A decade ago, it was extremely rare for everyday school employees to carry guns. Today, after a seemingly endless series of mass shootings, the strategy has become a leading solution promoted by Republicans and gun rights advocates, who say that allowing teachers, principals and superintendents to be armed gives schools a fighting chance in case of attack, according to The New York Times.
At least 29 states allow individuals other than police or security officials to carry guns on school grounds, according to the National Conference of State Legislatures. As of 2018, the last year for which statistics were available, federal survey data estimated that 2.6 percent of public schools had armed faculty.
In Florida, more than 1,300 school staff members serve as armed guardians in 45 school districts, out of 74 in the state, according to state officials. The program was created after a gunman killed 17 people at Marjory Stoneman Douglas High School in Parkland, Fla., in 2018.
In Texas, at least 402 school districts — about a third in the state — participate in a program that allows designated people, including school staff members, to be armed, according to the Texas Association of School Boards. Another program, which requires more training, is used by a smaller number of districts. Participation in both is up since 2018.
And in the weeks after the Uvalde shooting, lawmakers in Ohio made it easier for teachers and other school employees to carry guns.
The strategy is fiercely opposed by Democrats, police groups, teachers’ unions and gun control advocates, who say that concealed carry programs in schools — far from solving the problem — will only create more risk. Past polling has shown that the vast majority of teachers do not want to be armed.
The law in Ohio has been especially contentious because it requires no more than 24 hours of training, along with eight hours of recertification annually.
“That, to us, is just outrageous,” said Michael Weinman, director of government affairs for the Fraternal Order of Police of Ohio, the state’s largest law enforcement organization. By comparison, police officers in the state undergo more than 700 hours of training. And school resource officers — police assigned to campuses — must complete an additional 40 hours.
Supporters say 24 hours is enough because while police training includes everything from traffic tickets to legal matters, school employees tightly focus on firearm proficiency and active shooter response.
Studies on school employees carrying guns have been limited, and research so far has found little evidence that it is effective.

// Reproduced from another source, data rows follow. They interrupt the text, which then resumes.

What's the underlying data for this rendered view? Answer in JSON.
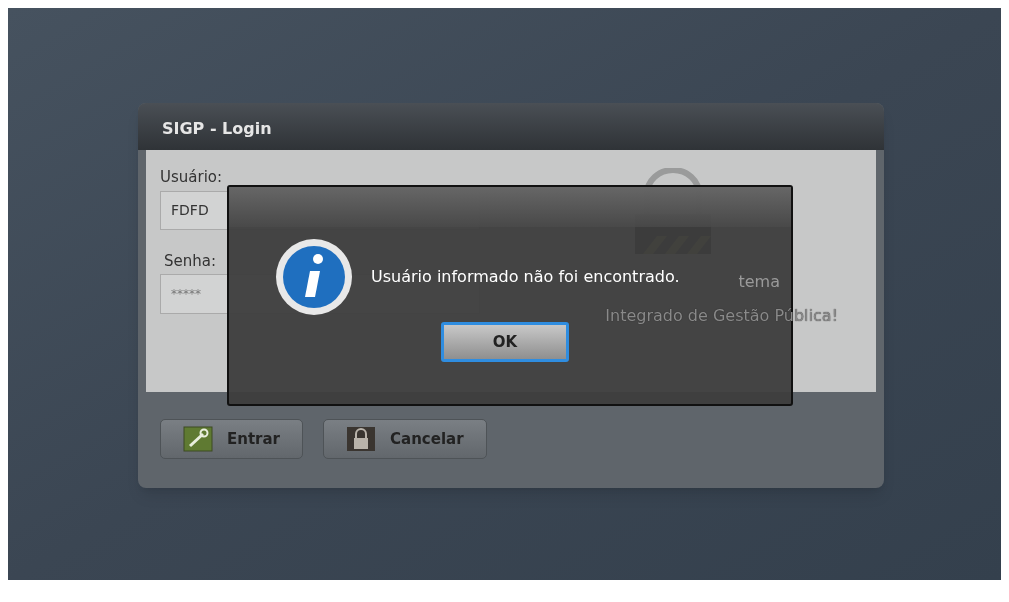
{
  "window": {
    "title": "SIGP - Login"
  },
  "form": {
    "user_label": "Usuário:",
    "user_value": "FDFD",
    "password_label": "Senha:",
    "password_value": "*****"
  },
  "welcome": {
    "line_1": "tema",
    "line_2": "Integrado de Gestão Pública!"
  },
  "buttons": [
    {
      "kind": "enter",
      "label": "Entrar"
    },
    {
      "kind": "cancel",
      "label": "Cancelar"
    }
  ],
  "dialog": {
    "message": "Usuário informado não foi encontrado.",
    "button": {
      "label": "OK",
      "focused": true
    }
  }
}
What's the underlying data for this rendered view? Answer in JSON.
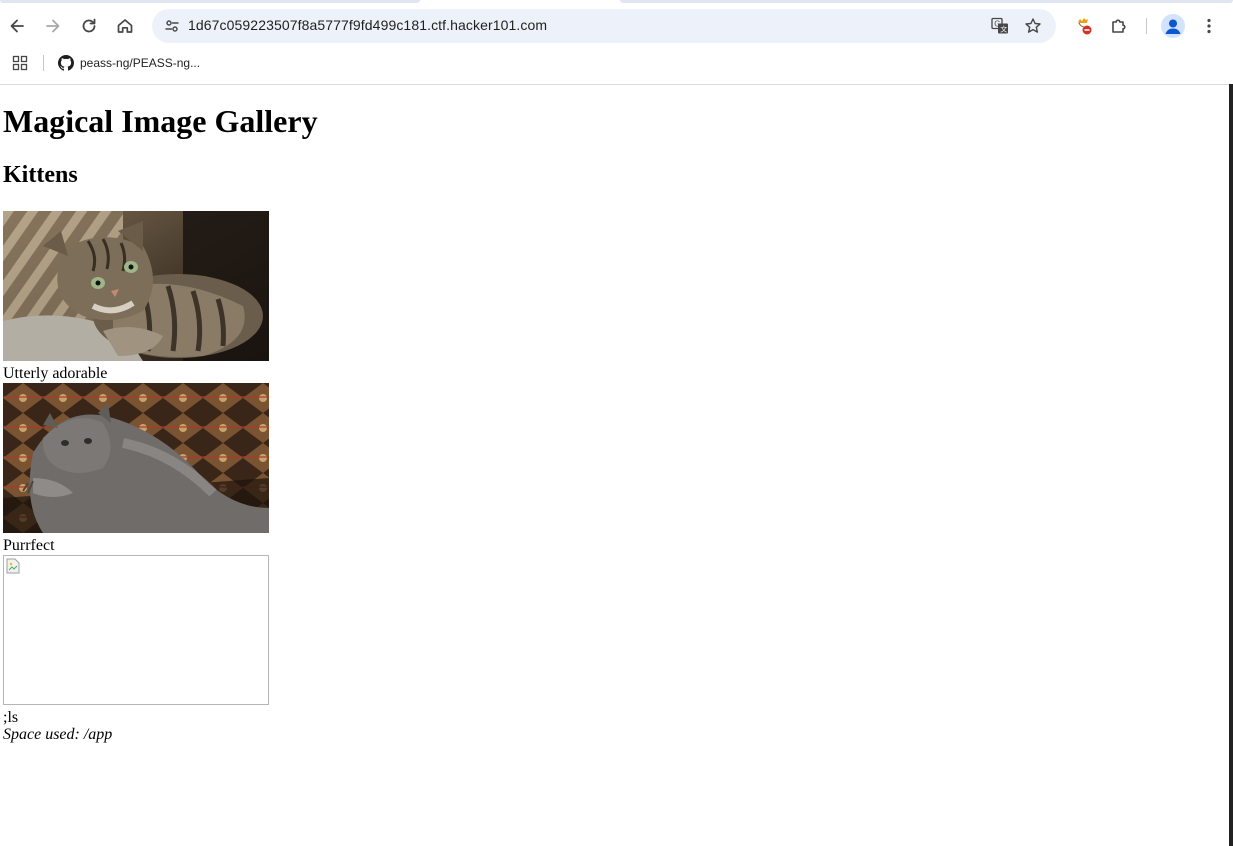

There is also little evidence that school resource officers are broadly effective at preventing school shootings, which are statistically rare.

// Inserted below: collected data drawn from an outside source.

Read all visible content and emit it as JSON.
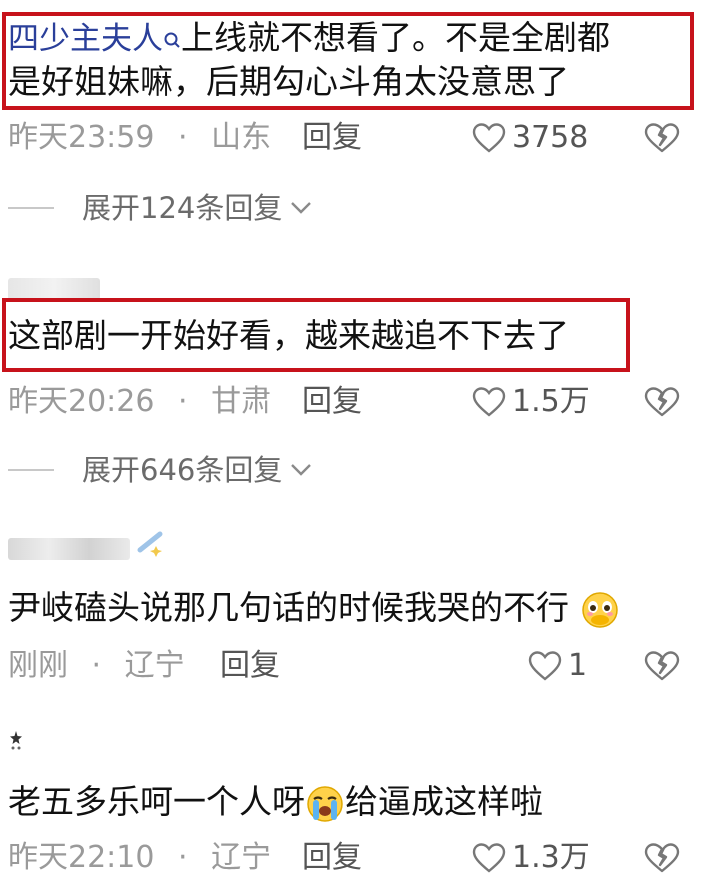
{
  "comments": [
    {
      "username": "四少主夫人",
      "text": "上线就不想看了。不是全剧都是好姐妹嘛，后期勾心斗角太没意思了",
      "text_line1": "上线就不想看了。不是全剧都",
      "text_line2": "是好姐妹嘛，后期勾心斗角太没意思了",
      "time": "昨天23:59",
      "location": "山东",
      "reply_label": "回复",
      "likes": "3758",
      "expand_label": "展开124条回复"
    },
    {
      "text": "这部剧一开始好看，越来越追不下去了",
      "time": "昨天20:26",
      "location": "甘肃",
      "reply_label": "回复",
      "likes": "1.5万",
      "expand_label": "展开646条回复"
    },
    {
      "text": "尹岐磕头说那几句话的时候我哭的不行",
      "time": "刚刚",
      "location": "辽宁",
      "reply_label": "回复",
      "likes": "1"
    },
    {
      "text_before_emoji": "老五多乐呵一个人呀",
      "text_after_emoji": "给逼成这样啦",
      "time": "昨天22:10",
      "location": "辽宁",
      "reply_label": "回复",
      "likes": "1.3万"
    }
  ],
  "separator": "·",
  "icons": {
    "like": "heart-outline-icon",
    "dislike": "broken-heart-icon",
    "expand": "chevron-down-icon",
    "search": "search-icon"
  },
  "colors": {
    "highlight": "#c7121b",
    "username": "#2a3f9a",
    "meta": "#9a9a9a"
  }
}
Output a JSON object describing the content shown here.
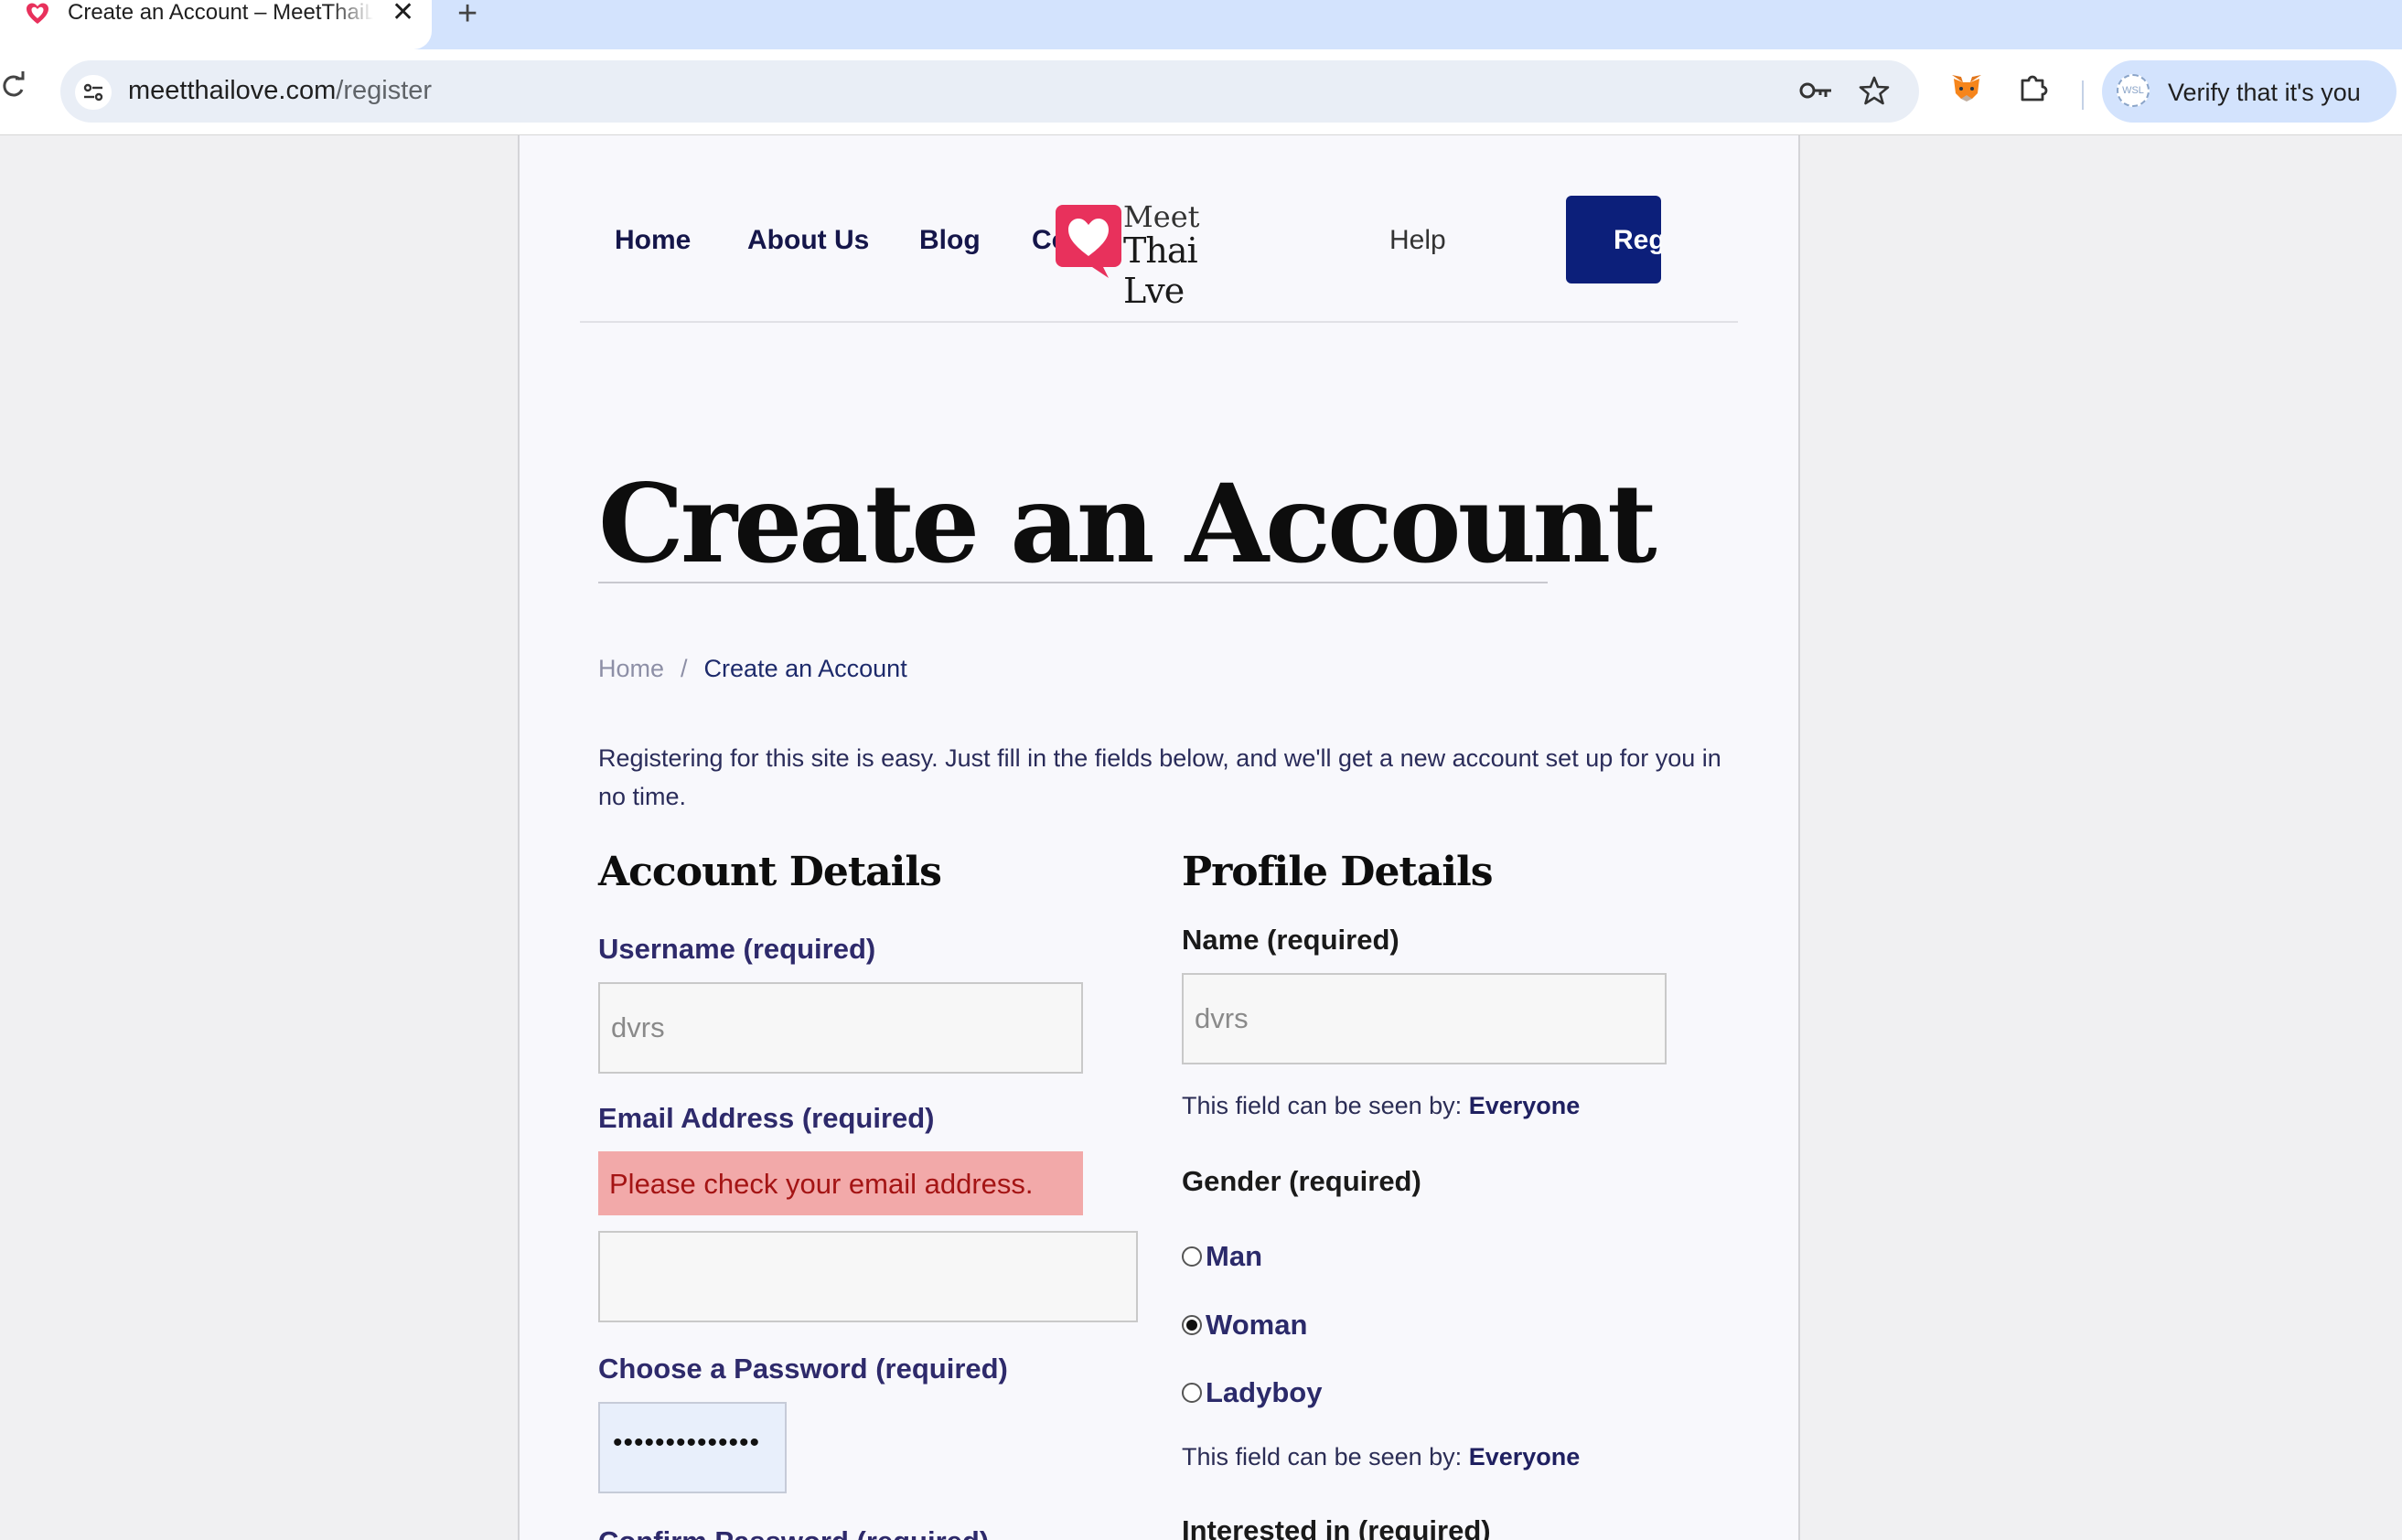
{
  "browser": {
    "tab_title": "Create an Account – MeetThaiLove",
    "tab_close": "✕",
    "new_tab": "+",
    "url_host": "meetthailove.com",
    "url_path": "/register",
    "verify_label": "Verify that it's you",
    "verify_avatar_text": "WSL"
  },
  "nav": {
    "items": [
      "Home",
      "About Us",
      "Blog",
      "Co",
      "Help"
    ],
    "logo_line1": "Meet",
    "logo_line2": "Thai Lve",
    "register_label": "Reg"
  },
  "page": {
    "title": "Create an Account",
    "breadcrumb": {
      "home": "Home",
      "separator": "/",
      "current": "Create an Account"
    },
    "intro": "Registering for this site is easy. Just fill in the fields below, and we'll get a new account set up for you in no time."
  },
  "account": {
    "heading": "Account Details",
    "username_label": "Username (required)",
    "username_value": "dvrs",
    "email_label": "Email Address (required)",
    "email_error": "Please check your email address.",
    "email_value": "",
    "password_label": "Choose a Password (required)",
    "password_value": "••••••••••••••",
    "confirm_label_partial": "Confirm Password (required)"
  },
  "profile": {
    "heading": "Profile Details",
    "name_label": "Name (required)",
    "name_value": "dvrs",
    "visibility_prefix": "This field can be seen by:",
    "visibility_value": "Everyone",
    "gender_label": "Gender (required)",
    "gender_options": [
      "Man",
      "Woman",
      "Ladyboy"
    ],
    "gender_selected": "Woman",
    "interested_label": "Interested in (required)"
  },
  "colors": {
    "brand_navy": "#0c1f7a",
    "brand_pink": "#e8315c",
    "error_bg": "#f2a9a9",
    "label_purple": "#2e2a6b"
  }
}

Yet arming school employees is finding appeal — slight majorities among parents and adults in recent polls.
Of the five deadliest school shootings on record, four — in Newtown, Conn., Uvalde, Texas, Parkland, Fla., and Santa Fe, Texas — have happened in the last 10 years.
It was this possibility that brought Mandi and seven other educators to a gun range tucked amid the hayfields and farm roads of Rittman, in northeast Ohio.
Over the course of three days, Mandi practiced shooting, tying a tourniquet and responding to fast-paced active shooter drills. Her presence on the range, firing her pistol under the blazing sun, cut a contrast to the classroom, where she dances to counting songs with 5-year-olds, dollops out shaving cream for sensory activities and wallpapers her classroom with student artwork.
That she was being trained at all spoke to the country’s painful failure to stop mass shootings, and to the heavy responsibilities piled onto teachers — catching students up from the pandemic, handling mental health crises in children, navigating conflicts over the teaching of race and gender and now, for some, defending their schools.
Mandi, in her 40s, arrived at the training with nervous anticipation. She had been a teacher for a dozen years and has children of her own. She wanted to be sure she could carry her gun safely around students. “I get hugs all day long,” she said.
And then there was the prospect of confronting an actual gunman. Could three days of training prepare her for the unthinkable?
The educators had come from Ohio and as far as Oklahoma for a 26-hour course by FASTER Saves Lives, a leading gun training program for school employees. It is run by the Buckeye Firearms Foundation, a Second Amendment organization that works alongside a major gun lobbying group in Ohio. The lobbying group, the Buckeye Firearms Association, supported the new state law for school employees.
Over the past decade, the foundation estimates it has spent more than $1 million training at least 2,600 educators.
Its approach aligns closely with an argument that has become a hallmark of the National Rifle Association and the gun lobby: “The only way to stop a bad guy with a gun is a good guy with a gun.”
In this view, teachers are the ultimate “good guys.”